01 ETL vs ELT
ETL (extract → transform → load) applies business rules before landing in the warehouse—good when the target schema is fixed. ELT loads raw or lightly cleaned data first, then transforms inside the warehouse using SQL/Spark—scales with modern warehouses and keeps raw history for reprocessing.
ELT keeps raw data close to the warehouse so you can replay transformations when definitions change—common in analytics engineering and feature pipelines.
02 Medallion architecture
A layered lakehouse pattern: Bronze = immutable raw ingest (append-only), Silver = cleaned, conformed, deduplicated entities, Gold = business aggregates and curated marts for BI/ML. Each layer reduces ambiguity and cost for downstream users.
Not every org names layers this way, but the progressive refinement idea is universal: isolate ingestion bugs in bronze before they pollute gold KPIs.
03 Batch vs streaming
Batch jobs (hourly, daily) maximize throughput and simplify correctness with idempotent partitions. Streaming (event-by-event or micro-batch) minimizes latency for alerts and near-real-time features—at the cost of operational complexity (watermarks, late data, exactly-once semantics).

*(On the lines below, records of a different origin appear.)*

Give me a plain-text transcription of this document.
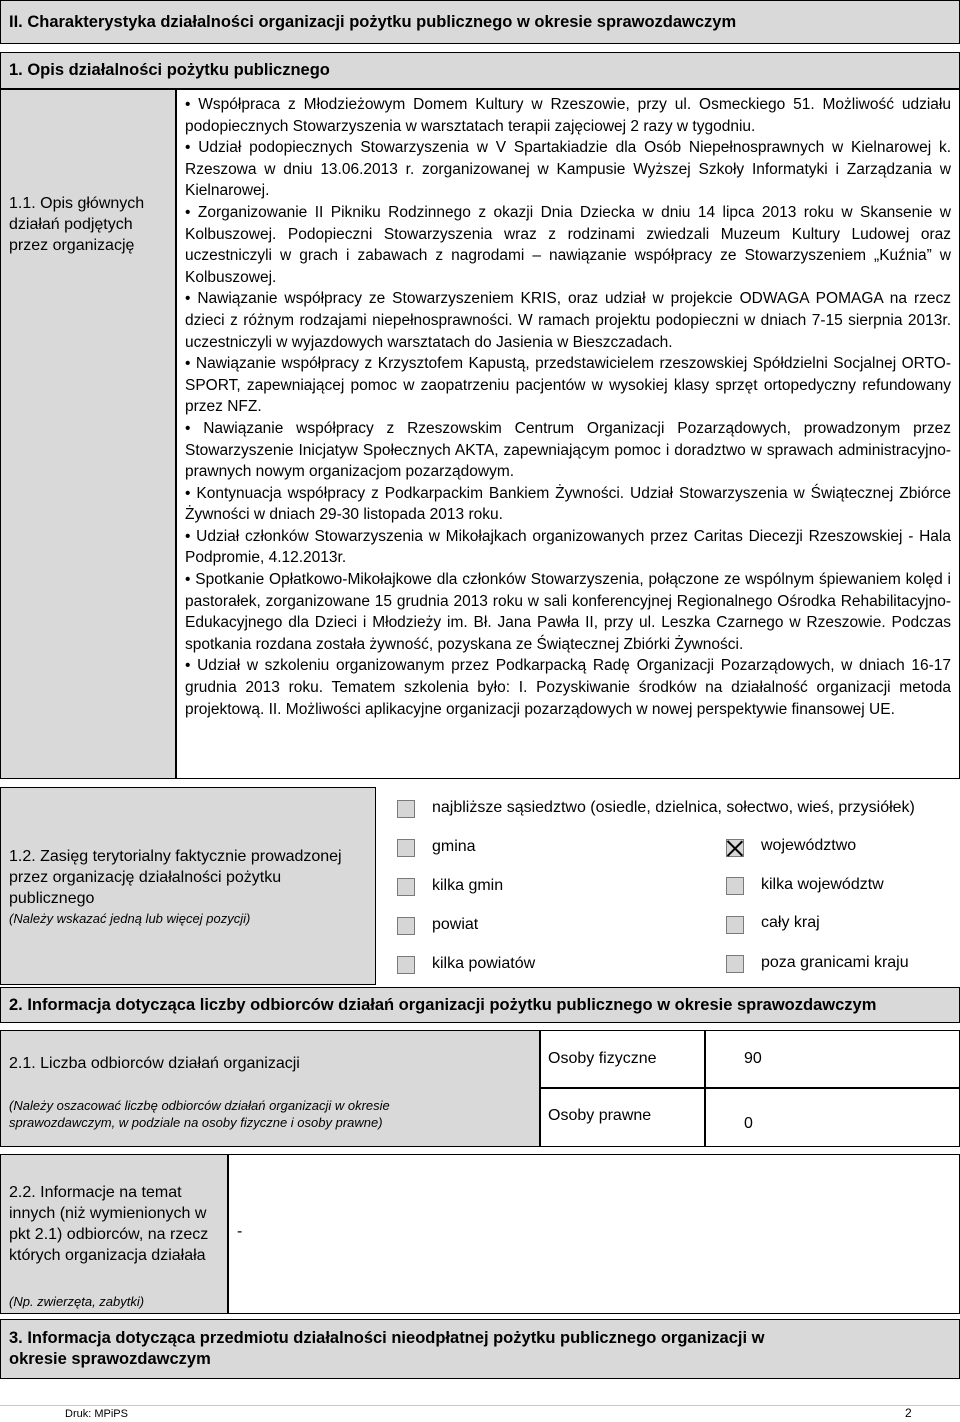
II. Charakterystyka działalności organizacji pożytku publicznego w okresie sprawozdawczym
1. Opis działalności pożytku publicznego
1.1. Opis głównych działań podjętych przez organizację

• Współpraca z Młodzieżowym Domem Kultury w Rzeszowie, przy ul. Osmeckiego 51. Możliwość udziału podopiecznych Stowarzyszenia w warsztatach terapii zajęciowej 2 razy w tygodniu.

• Udział podopiecznych Stowarzyszenia w V Spartakiadzie dla Osób Niepełnosprawnych w Kielnarowej k. Rzeszowa w dniu 13.06.2013 r. zorganizowanej w Kampusie Wyższej Szkoły Informatyki i Zarządzania w Kielnarowej.

• Zorganizowanie II Pikniku Rodzinnego z okazji Dnia Dziecka w dniu 14 lipca 2013 roku w Skansenie w Kolbuszowej. Podopieczni Stowarzyszenia wraz z rodzinami zwiedzali Muzeum Kultury Ludowej oraz uczestniczyli w grach i zabawach z nagrodami – nawiązanie współpracy ze Stowarzyszeniem „Kuźnia” w Kolbuszowej.

• Nawiązanie współpracy ze Stowarzyszeniem KRIS, oraz udział w projekcie ODWAGA POMAGA na rzecz dzieci z różnym rodzajami niepełnosprawności. W ramach projektu podopieczni w dniach 7-15 sierpnia 2013r. uczestniczyli w wyjazdowych warsztatach do Jasienia w Bieszczadach.

• Nawiązanie współpracy z Krzysztofem Kapustą, przedstawicielem rzeszowskiej Spółdzielni Socjalnej ORTO-SPORT, zapewniającej pomoc w zaopatrzeniu pacjentów w wysokiej klasy sprzęt ortopedyczny refundowany przez NFZ.

• Nawiązanie współpracy z Rzeszowskim Centrum Organizacji Pozarządowych, prowadzonym przez Stowarzyszenie Inicjatyw Społecznych AKTA, zapewniającym pomoc i doradztwo w sprawach administracyjno-prawnych nowym organizacjom pozarządowym.

• Kontynuacja współpracy z Podkarpackim Bankiem Żywności. Udział Stowarzyszenia w Świątecznej Zbiórce Żywności w dniach 29-30 listopada 2013 roku.

• Udział członków Stowarzyszenia w Mikołajkach organizowanych przez Caritas Diecezji Rzeszowskiej - Hala Podpromie, 4.12.2013r.

• Spotkanie Opłatkowo-Mikołajkowe dla członków Stowarzyszenia, połączone ze wspólnym śpiewaniem kolęd i pastorałek, zorganizowane 15 grudnia 2013 roku w sali konferencyjnej Regionalnego Ośrodka Rehabilitacyjno-Edukacyjnego dla Dzieci i Młodzieży im. Bł. Jana Pawła II, przy ul. Leszka Czarnego w Rzeszowie. Podczas spotkania rozdana została żywność, pozyskana ze Świątecznej Zbiórki Żywności.

• Udział w szkoleniu organizowanym przez Podkarpacką Radę Organizacji Pozarządowych, w dniach 16-17 grudnia 2013 roku. Tematem szkolenia było: I. Pozyskiwanie środków na działalność organizacji metoda projektową. II. Możliwości aplikacyjne organizacji pozarządowych w nowej perspektywie finansowej UE.

1.2. Zasięg terytorialny faktycznie prowadzonej przez organizację działalności pożytku publicznego
(Należy wskazać jedną lub więcej pozycji)
najbliższe sąsiedztwo (osiedle, dzielnica, sołectwo, wieś, przysiółek)
gmina	województwo
kilka gmin	kilka województw
powiat	cały kraj
kilka powiatów	poza granicami kraju
2. Informacja dotycząca liczby odbiorców działań organizacji pożytku publicznego w okresie sprawozdawczym
2.1. Liczba odbiorców działań organizacji
(Należy oszacować liczbę odbiorców działań organizacji w okresie sprawozdawczym, w podziale na osoby fizyczne i osoby prawne)
Osoby fizyczne	90
Osoby prawne	0
2.2. Informacje na temat innych (niż wymienionych w pkt 2.1) odbiorców, na rzecz których organizacja działała
(Np. zwierzęta, zabytki)
-
3. Informacja dotycząca przedmiotu działalności nieodpłatnej pożytku publicznego organizacji w okresie sprawozdawczym
Druk: MPiPS	2
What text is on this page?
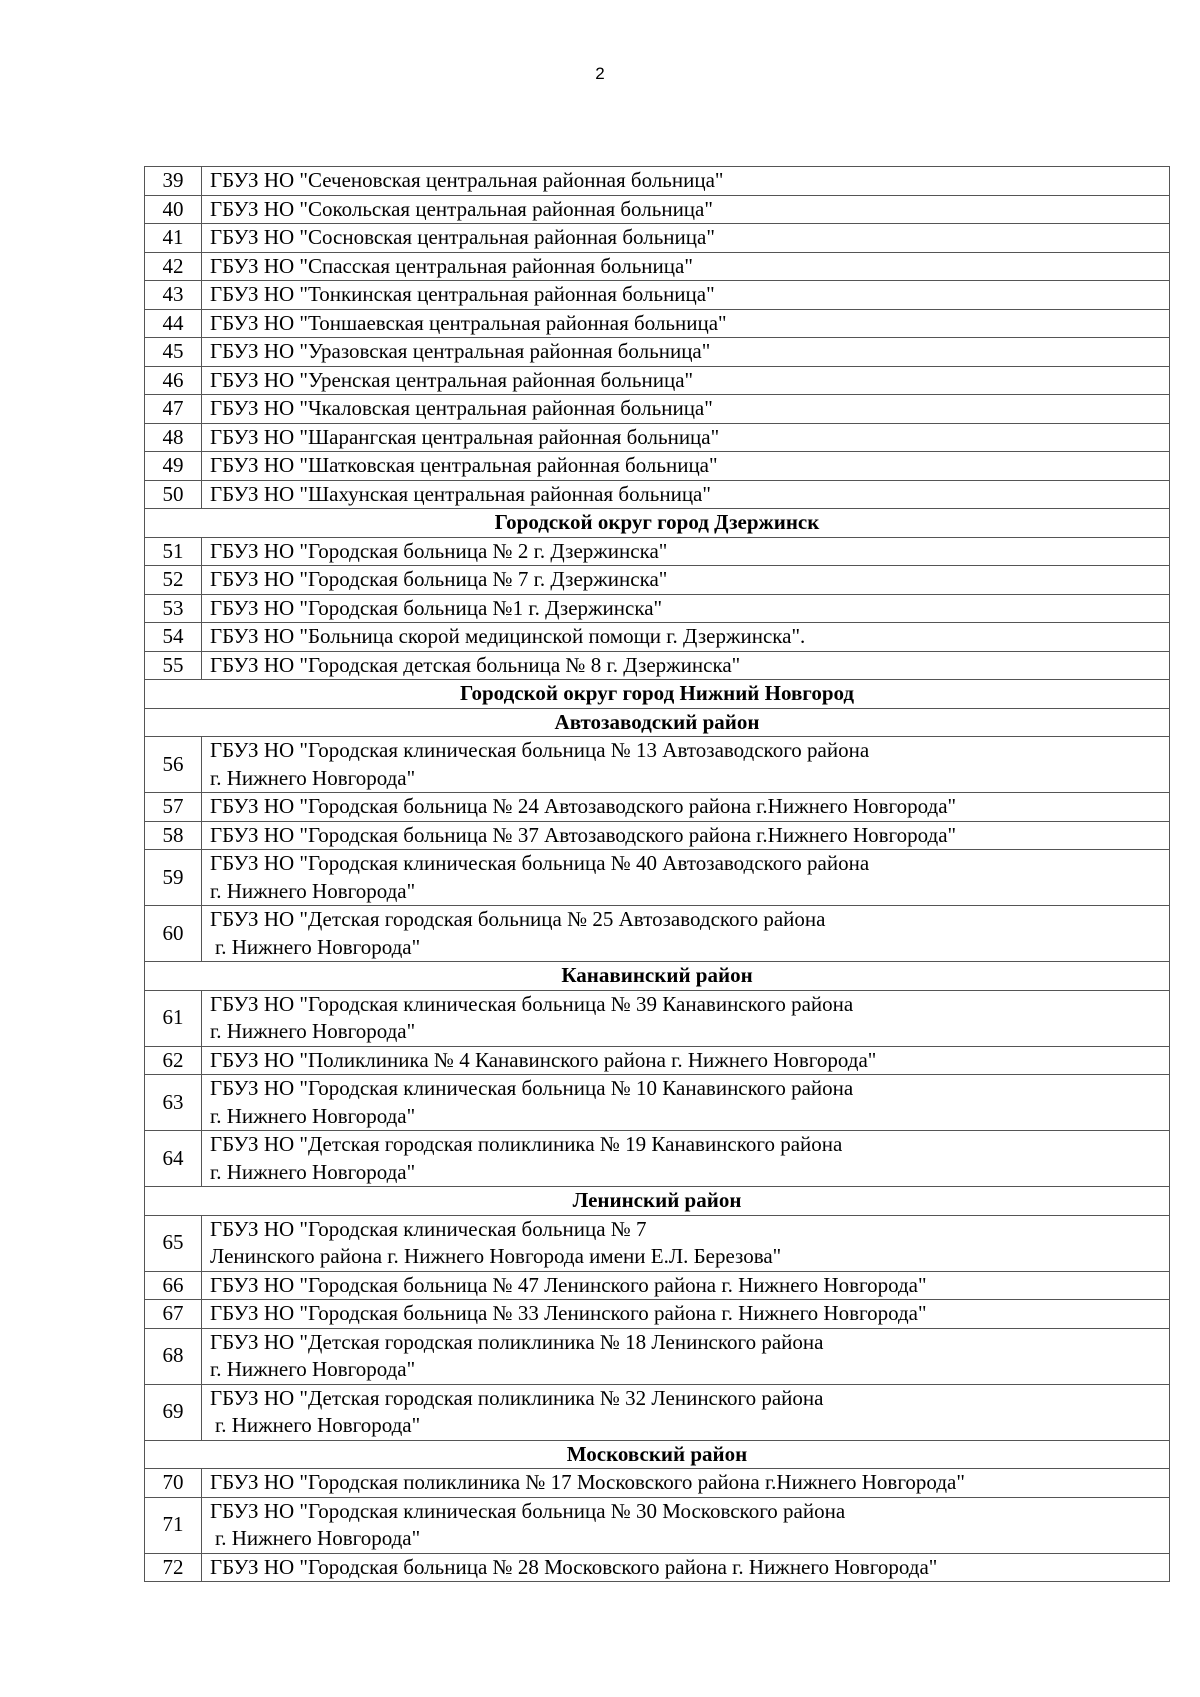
2
39	ГБУЗ НО "Сеченовская центральная районная больница"

40	ГБУЗ НО "Сокольская центральная районная больница"

41	ГБУЗ НО "Сосновская центральная районная больница"

42	ГБУЗ НО "Спасская центральная районная больница"

43	ГБУЗ НО "Тонкинская центральная районная больница"

44	ГБУЗ НО "Тоншаевская центральная районная больница"

45	ГБУЗ НО "Уразовская центральная районная больница"

46	ГБУЗ НО "Уренская центральная районная больница"

47	ГБУЗ НО "Чкаловская центральная районная больница"

48	ГБУЗ НО "Шарангская центральная районная больница"

49	ГБУЗ НО "Шатковская центральная районная больница"

50	ГБУЗ НО "Шахунская центральная районная больница"

Городской округ город Дзержинск	
51	ГБУЗ НО "Городская больница № 2 г. Дзержинска"

52	ГБУЗ НО "Городская больница № 7 г. Дзержинска"

53	ГБУЗ НО "Городская больница №1 г. Дзержинска"

54	ГБУЗ НО "Больница скорой медицинской помощи г. Дзержинска".

55	ГБУЗ НО "Городская детская больница № 8 г. Дзержинска"

Городской округ город Нижний Новгород	
Автозаводский район	
56	ГБУЗ НО "Городская клиническая больница № 13 Автозаводского района
г. Нижнего Новгорода"

57	ГБУЗ НО "Городская больница № 24 Автозаводского района г.Нижнего Новгорода"

58	ГБУЗ НО "Городская больница № 37 Автозаводского района г.Нижнего Новгорода"

59	ГБУЗ НО "Городская клиническая больница № 40 Автозаводского района
г. Нижнего Новгорода"

60	ГБУЗ НО "Детская городская больница № 25 Автозаводского района
г. Нижнего Новгорода"

Канавинский район	
61	ГБУЗ НО "Городская клиническая больница № 39 Канавинского района
г. Нижнего Новгорода"

62	ГБУЗ НО "Поликлиника № 4 Канавинского района г. Нижнего Новгорода"

63	ГБУЗ НО "Городская клиническая больница № 10 Канавинского района
г. Нижнего Новгорода"

64	ГБУЗ НО "Детская городская поликлиника № 19 Канавинского района
г. Нижнего Новгорода"

Ленинский район	
65	ГБУЗ НО "Городская клиническая больница № 7
Ленинского района г. Нижнего Новгорода имени Е.Л. Березова"

66	ГБУЗ НО "Городская больница № 47 Ленинского района г. Нижнего Новгорода"

67	ГБУЗ НО "Городская больница № 33 Ленинского района г. Нижнего Новгорода"

68	ГБУЗ НО "Детская городская поликлиника № 18 Ленинского района
г. Нижнего Новгорода"

69	ГБУЗ НО "Детская городская поликлиника № 32 Ленинского района
г. Нижнего Новгорода"

Московский район	
70	ГБУЗ НО "Городская поликлиника № 17 Московского района г.Нижнего Новгорода"

71	ГБУЗ НО "Городская клиническая больница № 30 Московского района
г. Нижнего Новгорода"

72	ГБУЗ НО "Городская больница № 28 Московского района г. Нижнего Новгорода"
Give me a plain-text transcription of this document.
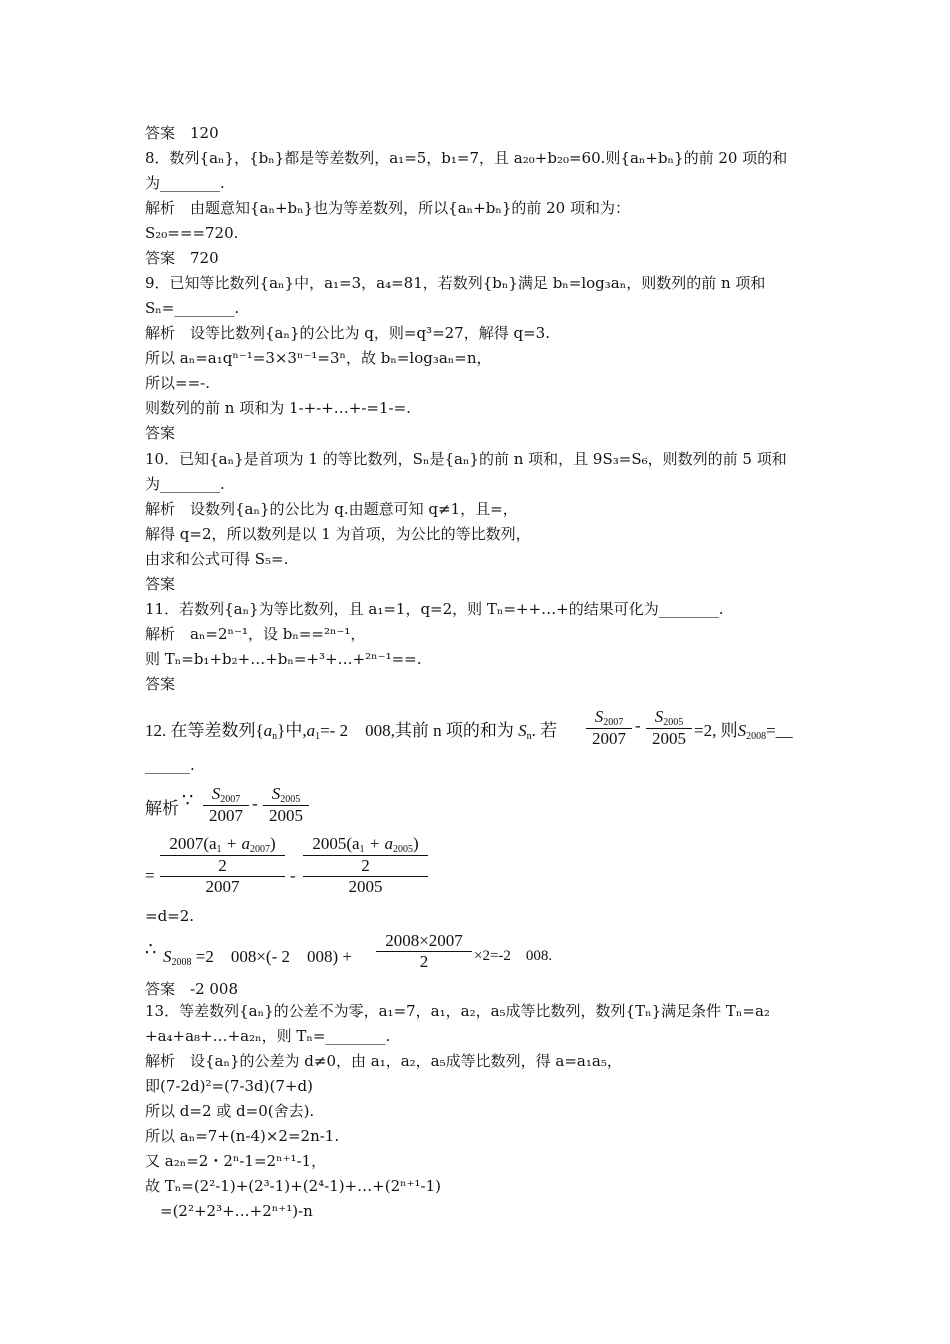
答案　120
8．数列{aₙ}，{bₙ}都是等差数列，a₁=5，b₁=7，且 a₂₀+b₂₀=60.则{aₙ+bₙ}的前 20 项的和
为________.
解析　由题意知{aₙ+bₙ}也为等差数列，所以{aₙ+bₙ}的前 20 项和为：
S₂₀===720.
答案　720
9．已知等比数列{aₙ}中，a₁=3，a₄=81，若数列{bₙ}满足 bₙ=log₃aₙ，则数列的前 n 项和
Sₙ=________.
解析　设等比数列{aₙ}的公比为 q，则=q³=27，解得 q=3.
所以 aₙ=a₁qⁿ⁻¹=3×3ⁿ⁻¹=3ⁿ，故 bₙ=log₃aₙ=n，
所以==-.
则数列的前 n 项和为 1-+-+…+-=1-=.
答案
10．已知{aₙ}是首项为 1 的等比数列，Sₙ是{aₙ}的前 n 项和，且 9S₃=S₆，则数列的前 5 项和
为________.
解析　设数列{aₙ}的公比为 q.由题意可知 q≠1，且=，
解得 q=2，所以数列是以 1 为首项，为公比的等比数列，
由求和公式可得 S₅=.
答案
11．若数列{aₙ}为等比数列，且 a₁=1，q=2，则 Tₙ=++…+的结果可化为________.
解析　aₙ=2ⁿ⁻¹，设 bₙ==²ⁿ⁻¹，
则 Tₙ=b₁+b₂+…+bₙ=+³+…+²ⁿ⁻¹==.
答案
12. 在等差数列$\{a_n\}$中$,a_1=-$ 2　008,其前 n 项的和为 $S_n$. 若 $\frac{S_{2007}}{2007} - \frac{S_{2005}}{2005} =2$, 则$S_{2008}=\_\_$
______.
解析 ∵ $\frac{S_{2007}}{2007} - \frac{S_{2005}}{2005}$
=
$2007(a_1 + a_{2007})$
2
2007
-
$2005(a_1 + a_{2005})$
2
2005
=d=2.
∴ $S_{2008} =2$　008×(- 2　$008) + \frac{2008\times 2007}{2} \times 2=-2$　008.
答案　-2 008
13．等差数列{aₙ}的公差不为零，a₁=7，a₁，a₂，a₅成等比数列，数列{Tₙ}满足条件 Tₙ=a₂
+a₄+a₈+…+a₂ₙ，则 Tₙ=________.
解析　设{aₙ}的公差为 d≠0，由 a₁，a₂，a₅成等比数列，得 a=a₁a₅，
即(7-2d)²=(7-3d)(7+d)
所以 d=2 或 d=0(舍去).
所以 aₙ=7+(n-4)×2=2n-1.
又 a₂ₙ=2・2ⁿ-1=2ⁿ⁺¹-1，
故 Tₙ=(2²-1)+(2³-1)+(2⁴-1)+…+(2ⁿ⁺¹-1)
　=(2²+2³+…+2ⁿ⁺¹)-n
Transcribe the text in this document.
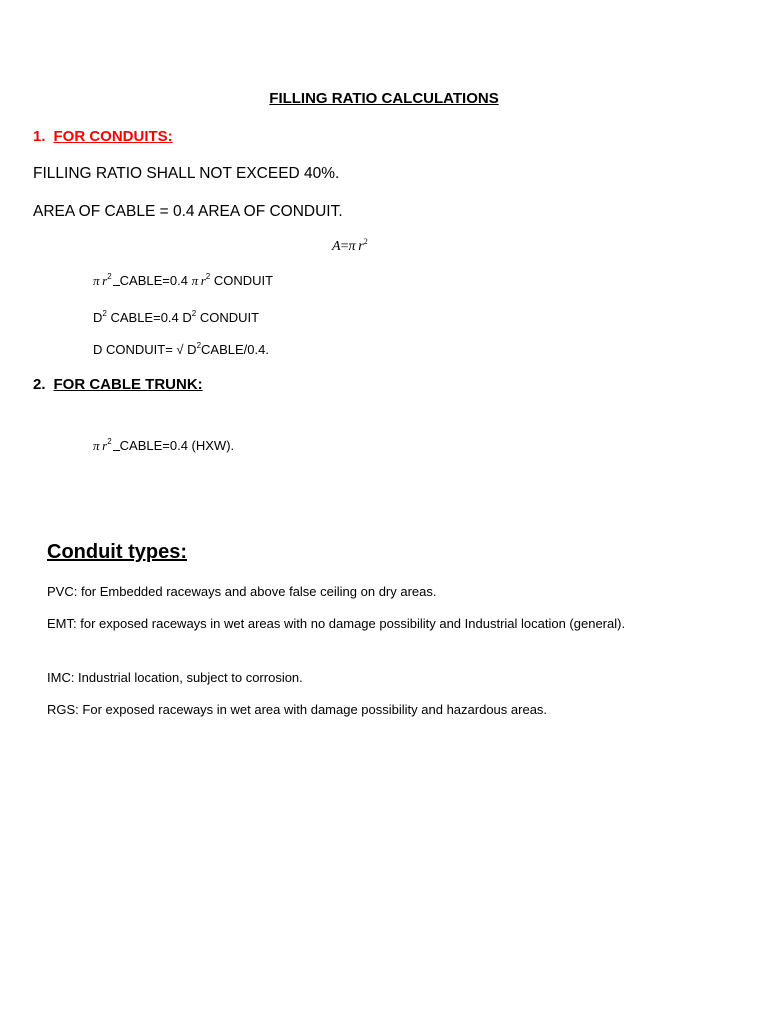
FILLING RATIO CALCULATIONS
1. FOR CONDUITS:
FILLING RATIO SHALL NOT EXCEED 40%.
AREA OF CABLE = 0.4 AREA OF CONDUIT.
A=π  $r^2$
π  $r^2$ CABLE=0.4 π  $r^2$ CONDUIT
$D^2$ CABLE=0.4 $D^2$ CONDUIT
D CONDUIT= √ $D^2CABLE/0.4$.
2. FOR CABLE TRUNK:
π  $r^2$ CABLE=0.4 (HXW).
Conduit types:
PVC: for Embedded raceways and above false ceiling on dry areas.
EMT: for exposed raceways in wet areas with no damage possibility and Industrial location (general).
IMC: Industrial location, subject to corrosion.
RGS: For exposed raceways in wet area with damage possibility and hazardous areas.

Hybrid is common: stream into a real-time store for online features, batch into the warehouse for training sets and reporting.
04 Mental model
Good data engineering makes ML and analytics possible: without reliable grain, timestamps, and joins, models learn noise. Invest in lineage (where did this column come from?), tests (unique keys, not-null), and cost-aware storage (partitioning, clustering, lifecycle policies).